The Wednesday Concerts were a series of concerts held at Exeter Hall in London, established in 1848 and discontinued in 1850.

The purpose was to give a miscellaneous musical entertainment at a cheap price of admission, similar to that paid at the Popular Concerts. The first series, consisting of fifteen concerts, began on 22 November 1848, and were continued once a week until 28 February 1849. The second and third series were continued until 27 June, twenty-seven having been given altogether. There was a small orchestra under John Willy as leader, and the programmes consisted of light overtures, operatic selections, vocal and orchestral, ballads, and light instrumental pieces. Occasionally more important works were tried, such as Mendelssohn's Antigone, Rossini's Stabat Mater, or Mendelssohn's Piano Concerto No. 1.

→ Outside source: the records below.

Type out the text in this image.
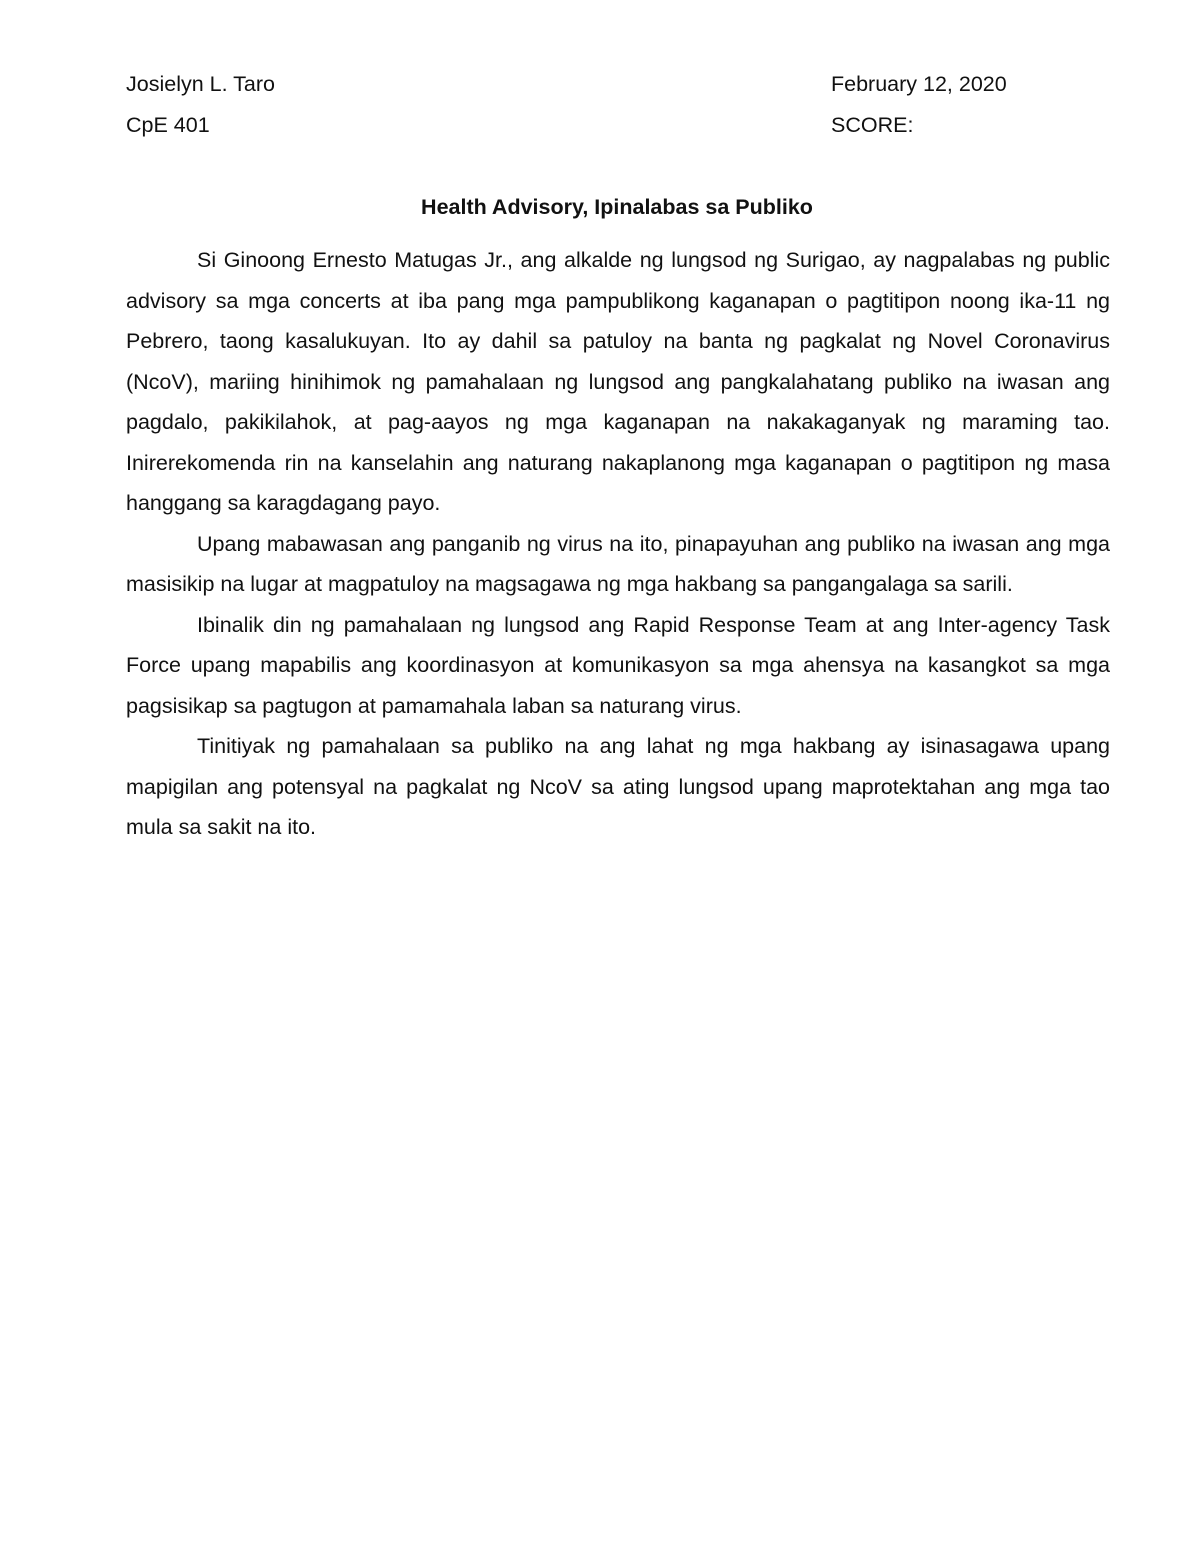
Josielyn L. Taro	February 12, 2020
CpE 401	SCORE:
Health Advisory, Ipinalabas sa Publiko

Si Ginoong Ernesto Matugas Jr., ang alkalde ng lungsod ng Surigao, ay nagpalabas ng public advisory sa mga concerts at iba pang mga pampublikong kaganapan o pagtitipon noong ika-11 ng Pebrero, taong kasalukuyan. Ito ay dahil sa patuloy na banta ng pagkalat ng Novel Coronavirus (NcoV), mariing hinihimok ng pamahalaan ng lungsod ang pangkalahatang publiko na iwasan ang pagdalo, pakikilahok, at pag-aayos ng mga kaganapan na nakakaganyak ng maraming tao. Inirerekomenda rin na kanselahin ang naturang nakaplanong mga kaganapan o pagtitipon ng masa hanggang sa karagdagang payo.

Upang mabawasan ang panganib ng virus na ito, pinapayuhan ang publiko na iwasan ang mga masisikip na lugar at magpatuloy na magsagawa ng mga hakbang sa pangangalaga sa sarili.

Ibinalik din ng pamahalaan ng lungsod ang Rapid Response Team at ang Inter-agency Task Force upang mapabilis ang koordinasyon at komunikasyon sa mga ahensya na kasangkot sa mga pagsisikap sa pagtugon at pamamahala laban sa naturang virus.

Tinitiyak ng pamahalaan sa publiko na ang lahat ng mga hakbang ay isinasagawa upang mapigilan ang potensyal na pagkalat ng NcoV sa ating lungsod upang maprotektahan ang mga tao mula sa sakit na ito.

A fourth series of fifteen concerts was given, extending from 24 October 1849 to 30 January 1850, and a fifth was attempted, but only twelve of the fifteen were given. The third and fourth series showed some slight improvement in the programmes; the orchestra was increased to forty, Karl Anschütz was conductor, and symphonies of Mozart and Haydn were occasionally given in their entirety. In spite of the fine artists engaged, these concerts failed to hit the popular taste.

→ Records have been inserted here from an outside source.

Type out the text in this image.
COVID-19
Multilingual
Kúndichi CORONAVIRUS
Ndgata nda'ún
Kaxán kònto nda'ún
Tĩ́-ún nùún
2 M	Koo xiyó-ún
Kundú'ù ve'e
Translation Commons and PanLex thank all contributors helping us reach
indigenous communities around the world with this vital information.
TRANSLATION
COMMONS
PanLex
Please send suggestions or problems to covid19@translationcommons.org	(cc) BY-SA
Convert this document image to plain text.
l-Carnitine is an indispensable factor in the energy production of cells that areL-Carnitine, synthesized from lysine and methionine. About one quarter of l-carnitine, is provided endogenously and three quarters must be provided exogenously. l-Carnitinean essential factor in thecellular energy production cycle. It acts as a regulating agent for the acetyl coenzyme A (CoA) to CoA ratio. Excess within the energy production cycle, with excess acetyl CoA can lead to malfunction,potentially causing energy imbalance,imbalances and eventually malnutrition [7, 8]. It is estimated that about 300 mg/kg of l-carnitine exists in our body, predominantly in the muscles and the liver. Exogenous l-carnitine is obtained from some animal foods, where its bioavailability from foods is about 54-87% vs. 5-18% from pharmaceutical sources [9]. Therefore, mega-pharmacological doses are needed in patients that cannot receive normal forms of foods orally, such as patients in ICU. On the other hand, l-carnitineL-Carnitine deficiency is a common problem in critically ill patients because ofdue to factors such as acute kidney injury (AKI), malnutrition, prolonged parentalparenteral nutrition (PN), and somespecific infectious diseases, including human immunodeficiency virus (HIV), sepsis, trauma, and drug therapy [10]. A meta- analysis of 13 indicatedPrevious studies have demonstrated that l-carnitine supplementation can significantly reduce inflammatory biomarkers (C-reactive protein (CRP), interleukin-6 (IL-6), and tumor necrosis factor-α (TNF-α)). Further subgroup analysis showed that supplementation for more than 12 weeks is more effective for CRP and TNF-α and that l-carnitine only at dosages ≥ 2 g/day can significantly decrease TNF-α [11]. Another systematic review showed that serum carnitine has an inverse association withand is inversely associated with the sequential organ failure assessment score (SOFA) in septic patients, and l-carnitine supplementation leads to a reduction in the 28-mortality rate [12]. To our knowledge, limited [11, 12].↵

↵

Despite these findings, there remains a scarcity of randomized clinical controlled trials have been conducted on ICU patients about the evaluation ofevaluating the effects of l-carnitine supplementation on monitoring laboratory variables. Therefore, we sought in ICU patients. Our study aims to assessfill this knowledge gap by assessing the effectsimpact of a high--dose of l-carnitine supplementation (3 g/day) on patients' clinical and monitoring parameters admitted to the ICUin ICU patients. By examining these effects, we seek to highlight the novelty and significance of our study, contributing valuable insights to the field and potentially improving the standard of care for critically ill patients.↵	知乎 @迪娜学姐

Among the artists who appeared were the vocalists Charlotte Birch, Charlotte Dolby, Elizabeth Poole, M. and A. Williams, Elena D'Angri, Jetty Treffz, Elizabeth Rainforth, Mr and Mrs Sims Reeves, John Braham, Giorgio Ronconi, Johann Baptist Pischek and Karl Formes; instrumentalists Kate Loder, Sigismond Thalberg, Prosper Sainton, Heinrich Wilhelm Ernst, Eugène Léon Vivier, Antoine Joseph Lavigne, and Distin and sons; and for the recitation of Antigone, John Vandenhoff, Charlotte Vandenhoff and George Bennett.